How the human body first fights off pathogens
People constantly encounter viruses, bacteria or parasites. Fortunately, our skin, the specialized lining of our guts and other parts of our body that are exposed to the outside world prevent them from entering. When a pathogen breaches this barrier, our body's defences come into play.
Those defences, which we also call the human immune system, have two branches —innate and adaptive. Our innate immune system is our first line of defence. It has special molecules that recognize "fingerprints" or patterns in proteins or genetic material that are only present in pathogens. These molecules signal the presence of a pathogen to the cellular genetic machinery, which then produces effector molecules called cytokines.
The effector molecules initiate a process to eliminate the pathogen. The adaptive immune response kicks in at a later stage. Its job is to mount a much more robust defence by destroying cells infected with a virus or by neutralizing the virus or toxins produced by bacterial pathogens.
The adaptive system also has a memory and activates very rapidly if it encounters the same pathogen again. The innate and adaptive immune systems are linked and the innate system primes the adaptive branch of immunity for a more robust immune response.
Response against invaders
The innate immune system is primitive and probably evolved earlier in invertebrates and lower vertebrates. Although innate immune response has systemic effects on the entire human body, every cell can be considered a factory housing some components of the innate immune response.
Innate immunity starts at the cellular level through conserved pathogen sensing proteins in the cell that sense a pathogen, such as a virus. During virus infection, sensors in human cells recognize viral proteins and nucleic acids to activate genes, such as interferons that inhibit viral replication.
Once infected cells have sensed an invading pathogen, they secrete molecules called cytokines and chemokines. Cytokines such as interferons are molecules that signal neighbouring cells and induce an antiviral state in them. These cells are then primed to resist an infection with the invading virus. Cytokines such as interferons activate anti-viral genes in the infected and neighbouring cells. These genes are called interferon stimulated genes (ISGs) since they are only made in the presence of interferons. ISGs impede virus replication in the cells.
At the tissue level, an infection usually manifests itself in the form of an inflammation. Typical signs of inflammation include redness, swelling, pain, heat and loss of function. This is an area of intense battle between the invading microbe and the body's immune system. Each cell within this area is like a soldier and several cell types together form an army against the microbes.
Chemokines are molecules that attract specialized immune cells to this site of infection. These include cells that "eat" pathogens and dead cells such as macrophages. In the battlefield, chemokines are like "radio calls."
Macrophages respond to these calls and invade the site of infection, consuming any cell-free or cell-associated pathogen. These pathogens are then destroyed by internal mechanisms in the macrophages. Macrophages are also like the medics in a battle zone. They help remove damaged cells ("wounded soldiers") and clear the area.
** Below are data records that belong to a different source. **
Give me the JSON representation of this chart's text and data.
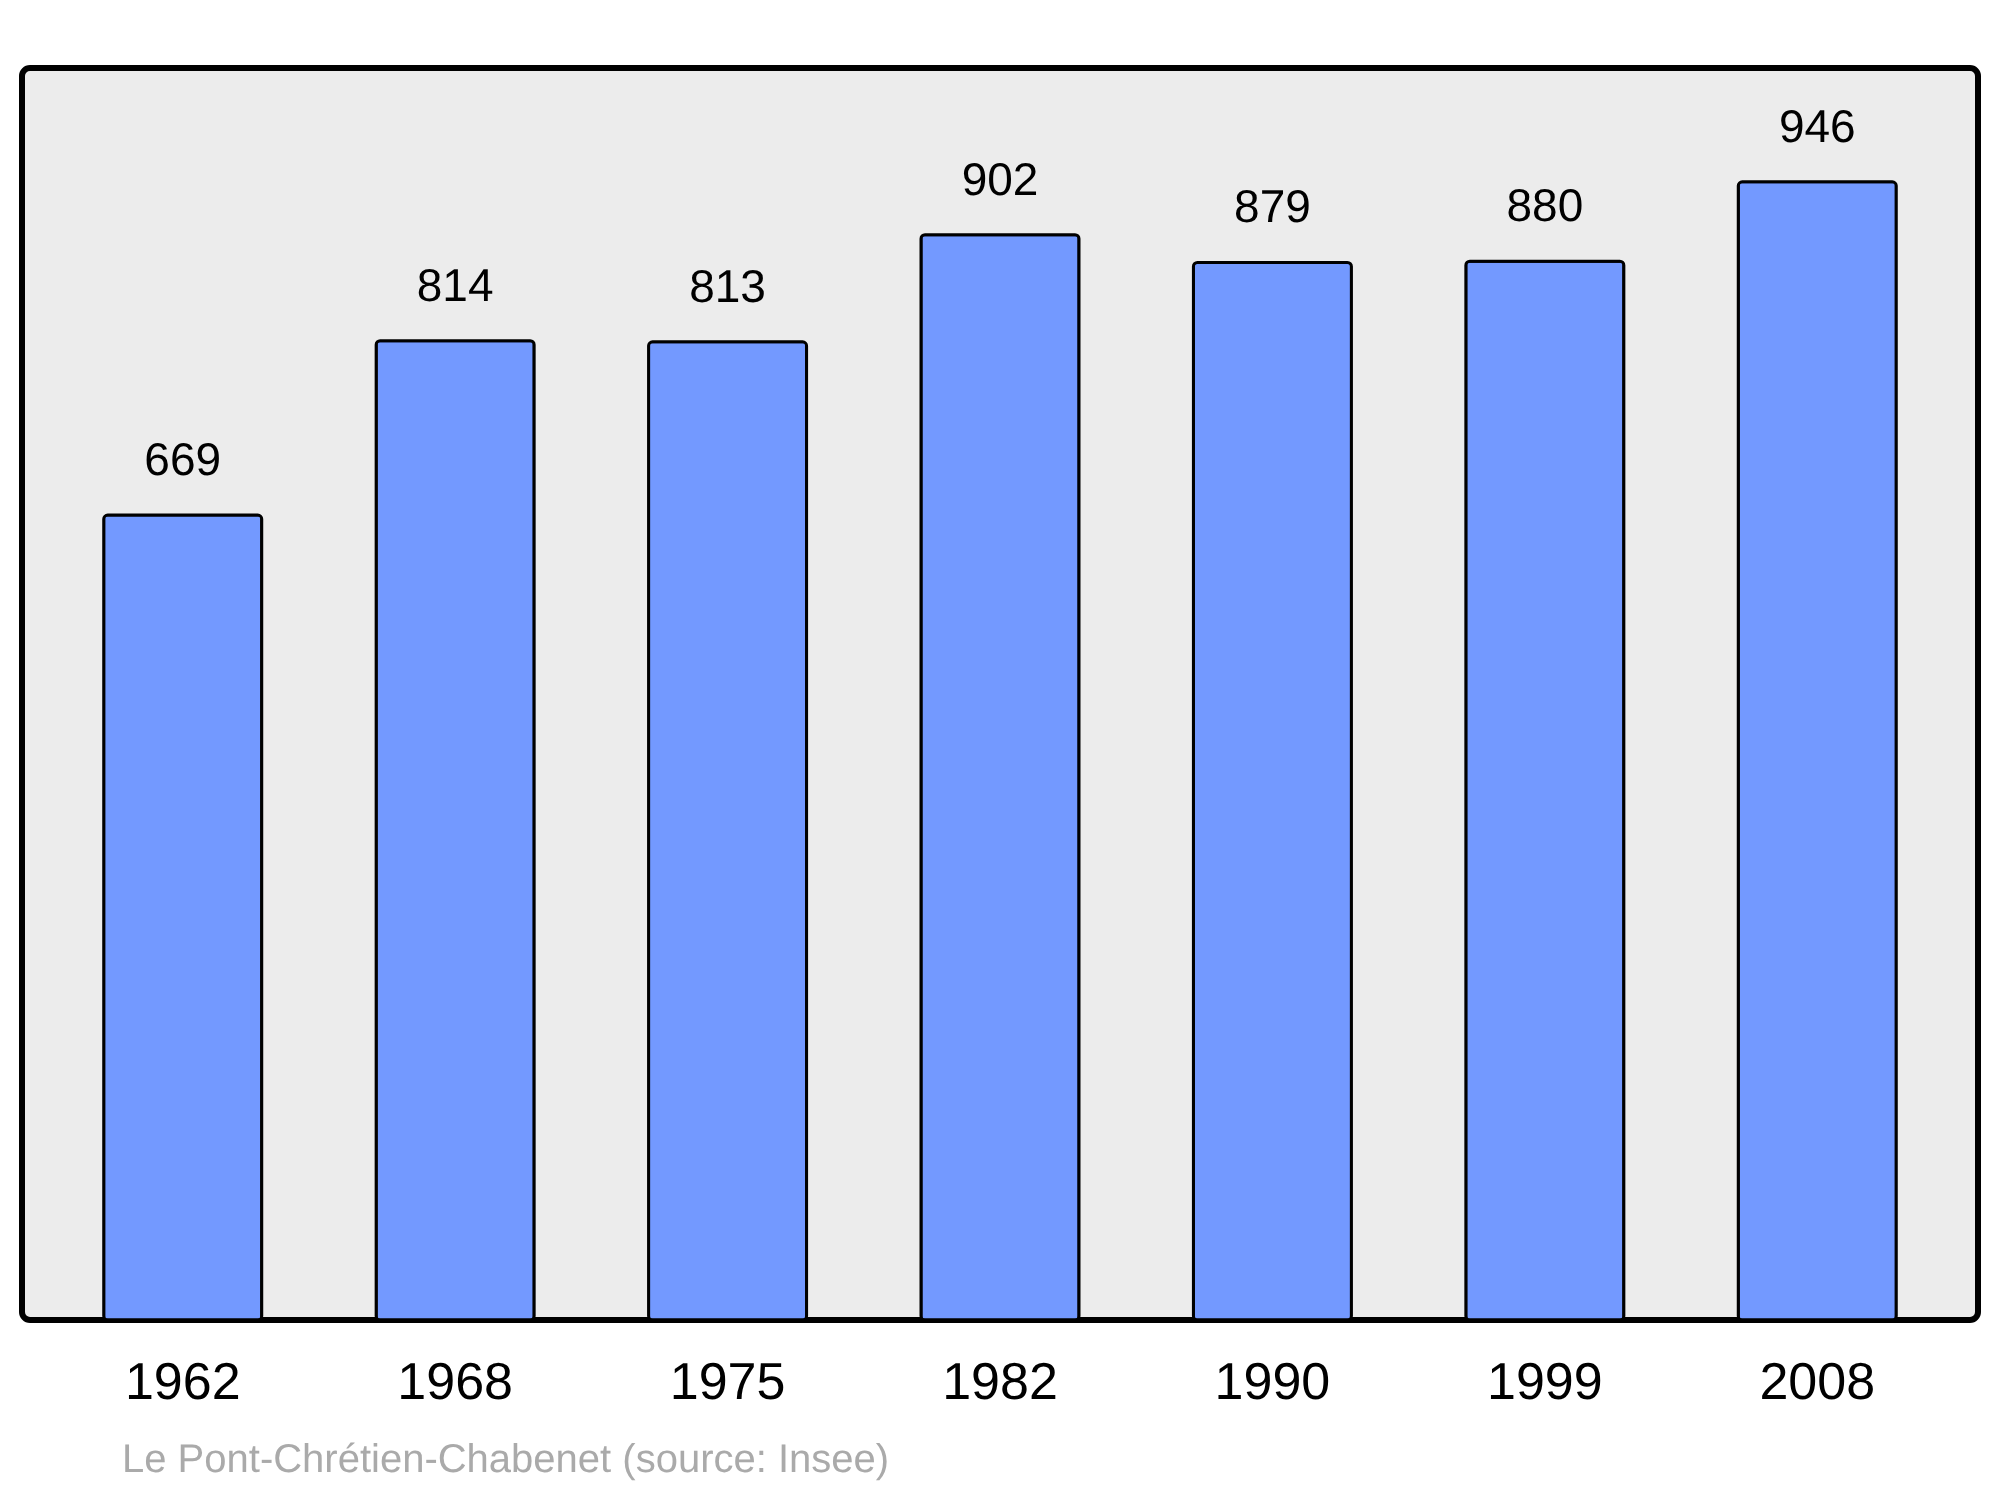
{
  "chart_data": {
    "type": "bar",
    "categories": [
      "1962",
      "1968",
      "1975",
      "1982",
      "1990",
      "1999",
      "2008"
    ],
    "values": [
      669,
      814,
      813,
      902,
      879,
      880,
      946
    ],
    "color": "#7399ff",
    "data_labels": true,
    "tick_labels": "x",
    "grid": false,
    "annotations": [
      "Le Pont-Chrétien-Chabenet    (source: Insee)"
    ]
  }
}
White blood cells such as neutrophils respond to chemokines by migrating to the site of infection. These cells secrete powerful inflammatory molecules and reactive oxygen species that aid in getting rid of the pathogen.
Neutrophils, just like macrophages, can also ingest microorganisms or particles. Neutrophils are cells that have internal granules that house powerful chemicals. When neutrophils accumulate at the site of infection, they release these chemicals that have bactericidal properties.
An evolutionary battle
Pathogens continue to evolve new mechanisms to evade the body's immune response. Charles Darwin's theory of evolution and survival of the fittest are relevant for microbes as well. Just like bacteria evolve to become resistant to antibiotics, viruses evolve ways to evade the immune responses.
Coronaviruses have evolved mechanisms to shut down cytokine production. In the absence of cytokines, the cell has no way to communicate with other cells about the viral infection. The virus can then multiply to higher levels, causing significant infection and even death in humans. This has been observed both in severe acute respiratory syndrome (SARS) and Middle-East respiratory syndrome (MERS).
It's therefore very important to identify the mechanisms employed by these viruses to shut down host defences. Drugs can then be designed to inhibit these viral mechanisms and boost human innate immune responses.
The innate immune system has control mechanisms to inhibit damage to the human body by excessive secretion of cytokines. Cytokines are deemed necessary for controlling virus replication, but excessive production of cytokines leads to tissue damage. Excessive cytokine production, a phenomenon called "cytokine storm" in SARS patients has been associated with lung damage. So a timely balance between inflammatory and anti-inflammatory processes is ideal to tackle infections.
The innate immune response is really the sentinel of the human body; standing at the doors to detect invading pathogens. These sentinels fight off an invading organism while alerting the adaptive immune response ("the cannons") about the threat.